What did it mean? he’d spent the rest of the appointment wondering. He couldn’t work it out now any more than he’d been able to when they’d left and Stella had asked if he wanted to talk about anything, anything at all, and he’d been too confused, too unsettled to say anything other than an abrupt, final ‘no’.
Which hadn’t gone down well. Stella’s face had instantly set and she’d been stonily silent in the taxi on the way back. He wasn’t sure why. He’d have thought she’d be as glad as he was that the scan had been normal and she and the baby were fine.

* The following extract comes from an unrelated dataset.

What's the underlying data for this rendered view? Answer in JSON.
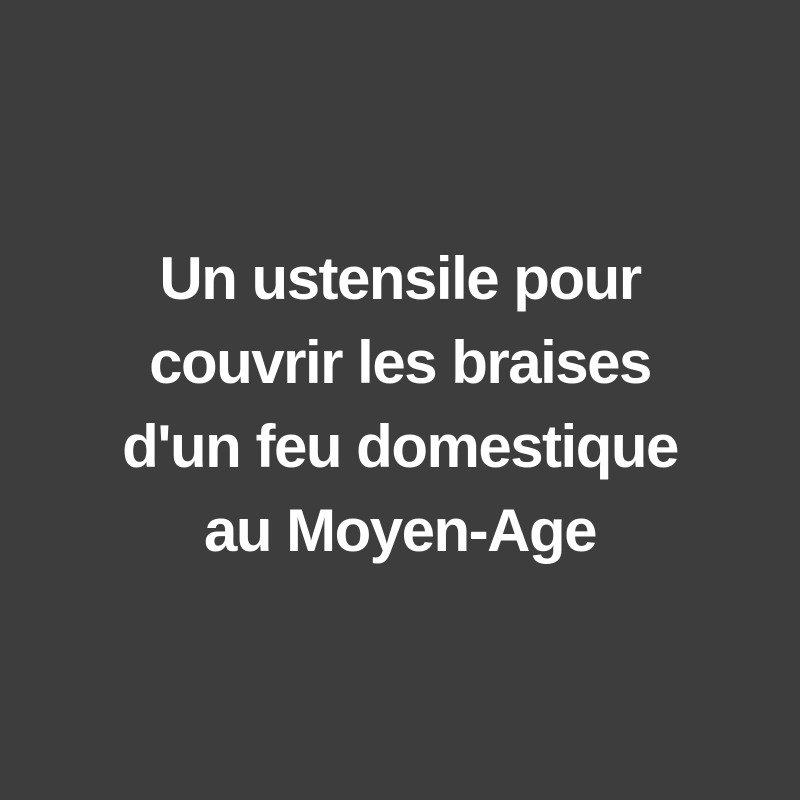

He should probably leave her to deal with whatever was going on and just sit it out. For him, at least, that would be the safest course of action. Yet somehow that didn’t appeal. It reminded him of the time he’d left her in Scotland and hadn’t called her to apologise, and it seemed to smack of weakness.
Before he could change his mind, Jack put down his glass, strode across the room and hammered on Stella’s door.
“What?” she yelled from deep within.
“I’d like to come in.”
“It’s your flat.”
He opened the door. A suitcase was lying open on the bed and she was dashing round the room, throwing things into it. “Where are you going?” he said, watching her carefully and going strangely cold.